Carlos Cossio, Cuba’s deputy minister of foreign affairs, responded in his own post on X.

“The reason why the US secretary of state lies so repeatedly and unscrupulously when referring to Cuba and trying to justify the aggression imposed on the Cuban people is not ignorance or incompetence,” he wrote.

“He knows well that there is no excuse for such a cruel and ruthless aggression.”

Earlier, in Washington DC, a group of Cuban-American Congress members welcomed Castro’s indictment at a press conference.

“Today is a glorious day for those Cubans who had to leave their homeland unwillingly, the people that we represent in the city of Miami, only because of the cruelty of the wickedness of a group of gangsters, the Castro family, who did nothing but seize the island to turn it into their own business,” said Maria Elvira Salazar, who represents south Florida.

“After six decades of tragedy, misery, of distress, Cubans will be free soon, and there are no words to describe the joy they feel.”

The Republican Florida congressman Carlos Giménez told reporters that the Brothers to the Rescue volunteers were trying to save lives when they were attacked.

“They were just looking for these rafters in the middle of the Florida Strait so that they wouldn’t die, and then they report the position to the Coast Guard, that’s all they were doing,” he said.

“They weren’t carrying drugs, they weren’t doing anything illicit, and they were international waters, and they were American citizens.

“For far too long this incident has gone without any repercussions for any of the people, or at least the person most responsible for this act, which was Raúl Castro.

“Why it’s taken 30 years, I don’t know why, but the number one job of any government is to protect its citizens. Finally, this administration, the Trump administration, has taken notice of that and said, ‘Yes, we will protect American citizens.’ And yes, maybe justice comes a little late in this case, but justice will be served.”

Salazar said she hoped Cubans on the island would continue to react to the US pressure, and Castro’s indictment, by protesting against their government.

“The message is for the Castro family: understand this well, that your days are over,” she said.

“A federal indictment is serious stuff. [Venezuelan president Nicolás] Maduro thought Trump was fooling … and look where Maduro is today, in a federal prison in New York.

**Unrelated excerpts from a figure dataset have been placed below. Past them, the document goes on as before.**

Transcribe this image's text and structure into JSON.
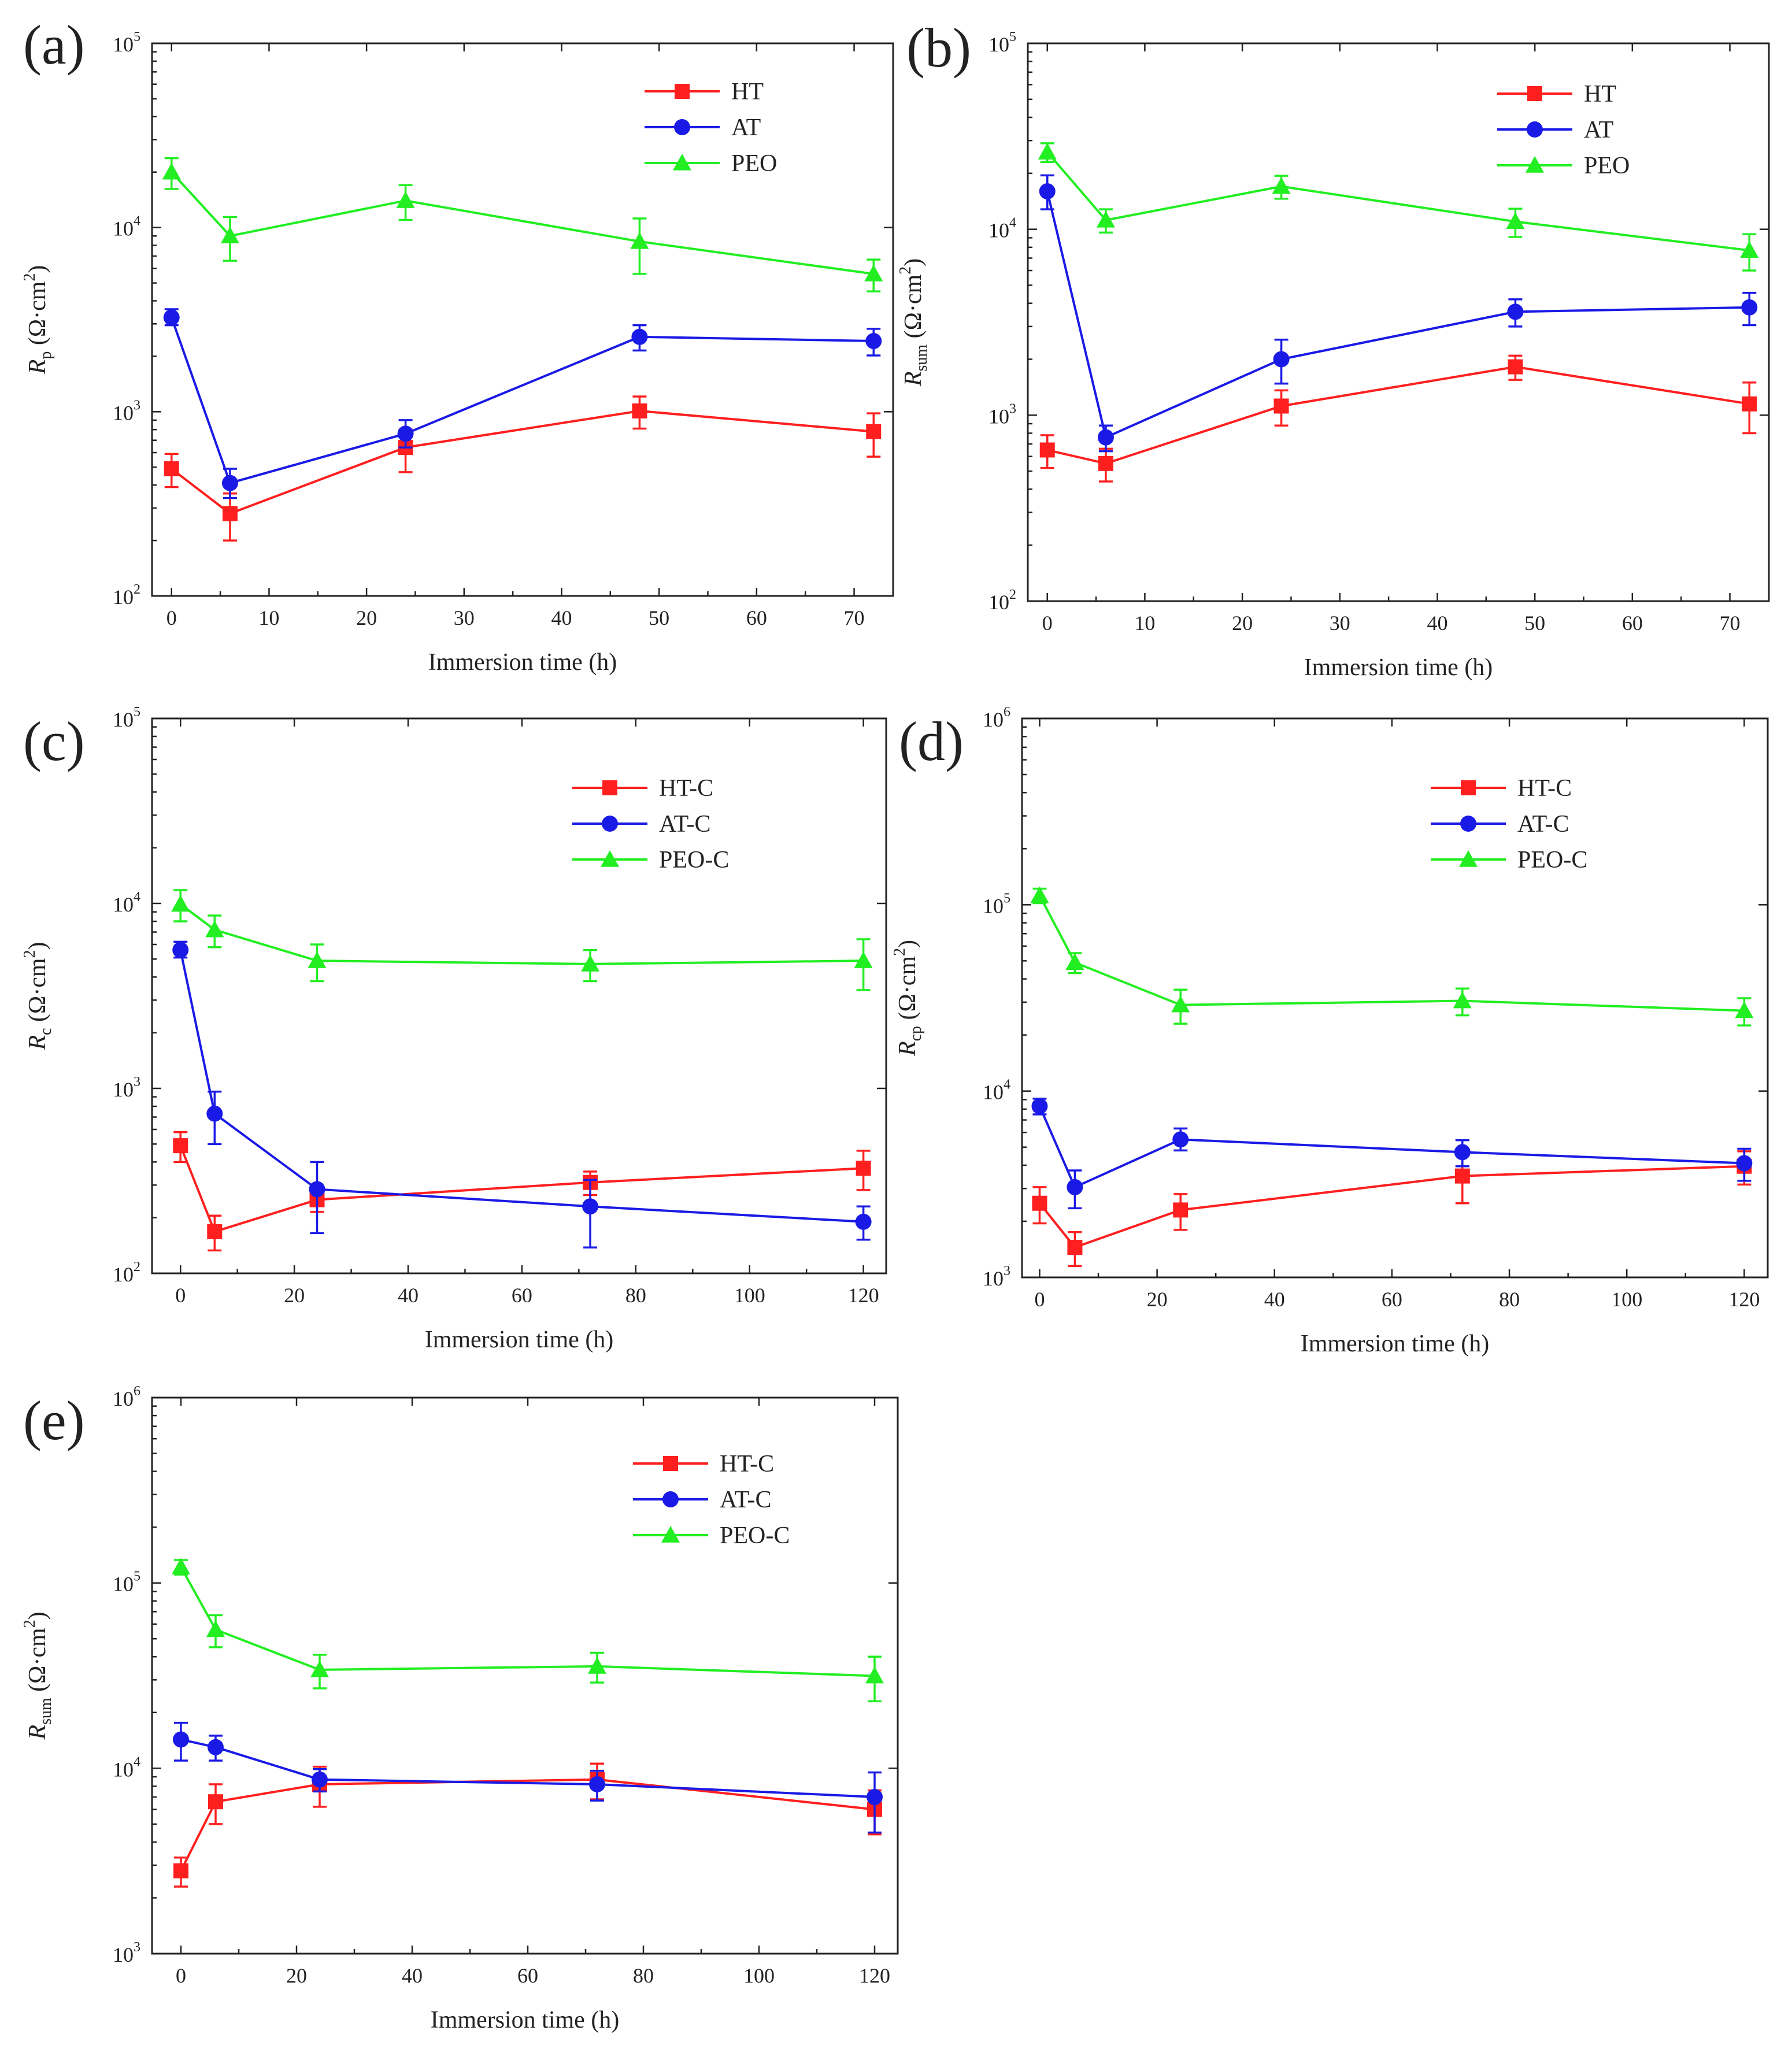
{
  "colors": {
    "red": "#ff1f1f",
    "blue": "#1a1ae6",
    "green": "#22ee22",
    "axis": "#222222"
  },
  "chart_data": [
    {
      "panel": "(a)",
      "type": "line",
      "x": [
        0,
        6,
        24,
        48,
        72
      ],
      "xlim": [
        -2,
        74
      ],
      "xticks": [
        0,
        10,
        20,
        30,
        40,
        50,
        60,
        70
      ],
      "xlabel": "Immersion time (h)",
      "yscale": "log",
      "ylim": [
        100,
        100000
      ],
      "yticks": [
        {
          "mant": "10",
          "exp": "2"
        },
        {
          "mant": "10",
          "exp": "3"
        },
        {
          "mant": "10",
          "exp": "4"
        },
        {
          "mant": "10",
          "exp": "5"
        }
      ],
      "ylabel": {
        "main": "R",
        "sub": "p",
        "unit": " (Ω·cm",
        "sup": "2",
        "close": ")"
      },
      "series": [
        {
          "name": "HT",
          "color": "red",
          "marker": "square",
          "values": [
            490,
            280,
            640,
            1010,
            780
          ],
          "err_low": [
            390,
            200,
            470,
            810,
            570
          ],
          "err_high": [
            590,
            360,
            800,
            1210,
            980
          ]
        },
        {
          "name": "AT",
          "color": "blue",
          "marker": "circle",
          "values": [
            3250,
            410,
            760,
            2550,
            2420
          ],
          "err_low": [
            2950,
            340,
            640,
            2150,
            2020
          ],
          "err_high": [
            3600,
            490,
            900,
            2950,
            2820
          ]
        },
        {
          "name": "PEO",
          "color": "green",
          "marker": "triangle",
          "values": [
            20000,
            9000,
            14000,
            8400,
            5600
          ],
          "err_low": [
            16200,
            6600,
            11000,
            5600,
            4500
          ],
          "err_high": [
            23800,
            11400,
            17000,
            11200,
            6700
          ]
        }
      ]
    },
    {
      "panel": "(b)",
      "type": "line",
      "x": [
        0,
        6,
        24,
        48,
        72
      ],
      "xlim": [
        -2,
        74
      ],
      "xticks": [
        0,
        10,
        20,
        30,
        40,
        50,
        60,
        70
      ],
      "xlabel": "Immersion time (h)",
      "yscale": "log",
      "ylim": [
        100,
        100000
      ],
      "yticks": [
        {
          "mant": "10",
          "exp": "2"
        },
        {
          "mant": "10",
          "exp": "3"
        },
        {
          "mant": "10",
          "exp": "4"
        },
        {
          "mant": "10",
          "exp": "5"
        }
      ],
      "ylabel": {
        "main": "R",
        "sub": "sum",
        "unit": " (Ω·cm",
        "sup": "2",
        "close": ")"
      },
      "series": [
        {
          "name": "HT",
          "color": "red",
          "marker": "square",
          "values": [
            650,
            550,
            1120,
            1820,
            1150
          ],
          "err_low": [
            520,
            440,
            880,
            1550,
            800
          ],
          "err_high": [
            780,
            660,
            1360,
            2090,
            1500
          ]
        },
        {
          "name": "AT",
          "color": "blue",
          "marker": "circle",
          "values": [
            16000,
            760,
            2000,
            3600,
            3800
          ],
          "err_low": [
            12800,
            640,
            1480,
            3000,
            3050
          ],
          "err_high": [
            19500,
            880,
            2550,
            4200,
            4550
          ]
        },
        {
          "name": "PEO",
          "color": "green",
          "marker": "triangle",
          "values": [
            26000,
            11200,
            17000,
            11000,
            7700
          ],
          "err_low": [
            23000,
            9600,
            14600,
            9100,
            6000
          ],
          "err_high": [
            29000,
            12800,
            19400,
            12900,
            9400
          ]
        }
      ]
    },
    {
      "panel": "(c)",
      "type": "line",
      "x": [
        0,
        6,
        24,
        72,
        120
      ],
      "xlim": [
        -5,
        124
      ],
      "xticks": [
        0,
        20,
        40,
        60,
        80,
        100,
        120
      ],
      "xlabel": "Immersion time (h)",
      "yscale": "log",
      "ylim": [
        100,
        100000
      ],
      "yticks": [
        {
          "mant": "10",
          "exp": "2"
        },
        {
          "mant": "10",
          "exp": "3"
        },
        {
          "mant": "10",
          "exp": "4"
        },
        {
          "mant": "10",
          "exp": "5"
        }
      ],
      "ylabel": {
        "main": "R",
        "sub": "c",
        "unit": " (Ω·cm",
        "sup": "2",
        "close": ")"
      },
      "series": [
        {
          "name": "HT-C",
          "color": "red",
          "marker": "square",
          "values": [
            490,
            168,
            250,
            310,
            370
          ],
          "err_low": [
            400,
            133,
            215,
            265,
            282
          ],
          "err_high": [
            580,
            205,
            285,
            355,
            460
          ]
        },
        {
          "name": "AT-C",
          "color": "blue",
          "marker": "circle",
          "values": [
            5600,
            730,
            285,
            230,
            190
          ],
          "err_low": [
            5100,
            500,
            165,
            138,
            152
          ],
          "err_high": [
            6200,
            960,
            400,
            320,
            230
          ]
        },
        {
          "name": "PEO-C",
          "color": "green",
          "marker": "triangle",
          "values": [
            9900,
            7200,
            4900,
            4700,
            4900
          ],
          "err_low": [
            8000,
            5800,
            3800,
            3800,
            3400
          ],
          "err_high": [
            11800,
            8600,
            6000,
            5600,
            6400
          ]
        }
      ]
    },
    {
      "panel": "(d)",
      "type": "line",
      "x": [
        0,
        6,
        24,
        72,
        120
      ],
      "xlim": [
        -3,
        124
      ],
      "xticks": [
        0,
        20,
        40,
        60,
        80,
        100,
        120
      ],
      "xlabel": "Immersion time (h)",
      "yscale": "log",
      "ylim": [
        1000,
        1000000
      ],
      "yticks": [
        {
          "mant": "10",
          "exp": "3"
        },
        {
          "mant": "10",
          "exp": "4"
        },
        {
          "mant": "10",
          "exp": "5"
        },
        {
          "mant": "10",
          "exp": "6"
        }
      ],
      "ylabel": {
        "main": "R",
        "sub": "cp",
        "unit": " (Ω·cm",
        "sup": "2",
        "close": ")"
      },
      "series": [
        {
          "name": "HT-C",
          "color": "red",
          "marker": "square",
          "values": [
            2500,
            1450,
            2300,
            3500,
            3950
          ],
          "err_low": [
            1950,
            1150,
            1800,
            2500,
            3150
          ],
          "err_high": [
            3050,
            1750,
            2800,
            4500,
            4750
          ]
        },
        {
          "name": "AT-C",
          "color": "blue",
          "marker": "circle",
          "values": [
            8300,
            3050,
            5500,
            4700,
            4100
          ],
          "err_low": [
            7500,
            2350,
            4800,
            3950,
            3300
          ],
          "err_high": [
            9100,
            3750,
            6300,
            5450,
            4900
          ]
        },
        {
          "name": "PEO-C",
          "color": "green",
          "marker": "triangle",
          "values": [
            112000,
            49000,
            29000,
            30500,
            27000
          ],
          "err_low": [
            102000,
            43000,
            23000,
            25500,
            22500
          ],
          "err_high": [
            122000,
            55000,
            35000,
            35500,
            31500
          ]
        }
      ]
    },
    {
      "panel": "(e)",
      "type": "line",
      "x": [
        0,
        6,
        24,
        72,
        120
      ],
      "xlim": [
        -5,
        124
      ],
      "xticks": [
        0,
        20,
        40,
        60,
        80,
        100,
        120
      ],
      "xlabel": "Immersion time (h)",
      "yscale": "log",
      "ylim": [
        1000,
        1000000
      ],
      "yticks": [
        {
          "mant": "10",
          "exp": "3"
        },
        {
          "mant": "10",
          "exp": "4"
        },
        {
          "mant": "10",
          "exp": "5"
        },
        {
          "mant": "10",
          "exp": "6"
        }
      ],
      "ylabel": {
        "main": "R",
        "sub": "sum",
        "unit": " (Ω·cm",
        "sup": "2",
        "close": ")"
      },
      "series": [
        {
          "name": "HT-C",
          "color": "red",
          "marker": "square",
          "values": [
            2800,
            6600,
            8200,
            8700,
            6000
          ],
          "err_low": [
            2300,
            5000,
            6200,
            6800,
            4400
          ],
          "err_high": [
            3300,
            8200,
            10200,
            10600,
            7600
          ]
        },
        {
          "name": "AT-C",
          "color": "blue",
          "marker": "circle",
          "values": [
            14300,
            13000,
            8700,
            8200,
            7000
          ],
          "err_low": [
            11000,
            11000,
            7500,
            6700,
            4500
          ],
          "err_high": [
            17600,
            15000,
            9900,
            9700,
            9500
          ]
        },
        {
          "name": "PEO-C",
          "color": "green",
          "marker": "triangle",
          "values": [
            122000,
            56000,
            34000,
            35500,
            31500
          ],
          "err_low": [
            111000,
            45000,
            27000,
            29000,
            23000
          ],
          "err_high": [
            133000,
            67000,
            41000,
            42000,
            40000
          ]
        }
      ]
    }
  ]
}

“So we are sending the message to the Castro family, it’s time for you to leave. It’s time for you to heed the signal from the White House, do not fall into the abyss.

“You have the option not to wind up where Maduro is. You can leave now and let the island in the hands of the opposition forces, in the hands of freedom, so that destiny can bring Cuba to a different place.”

Wednesday’s events follow a further increase in tensions between the US and Cuba over a report published by Axios alleging Havana had acquired more than 300 military drones, and had discussed plans to use them to attack the US naval base at Guantánamo Bay, US navy vessels and Key West, Florida.

The Axios report said the allegation could be used by the Trump administration as a pretext for a military assault similar to that which ousted Maduro in January.

Cuba’s president, Miguel Díaz-Canel, warned in a post on X that any US military action against his country would lead to a “bloodbath”.

“Cuba does not represent a threat,” Díaz-Canel said.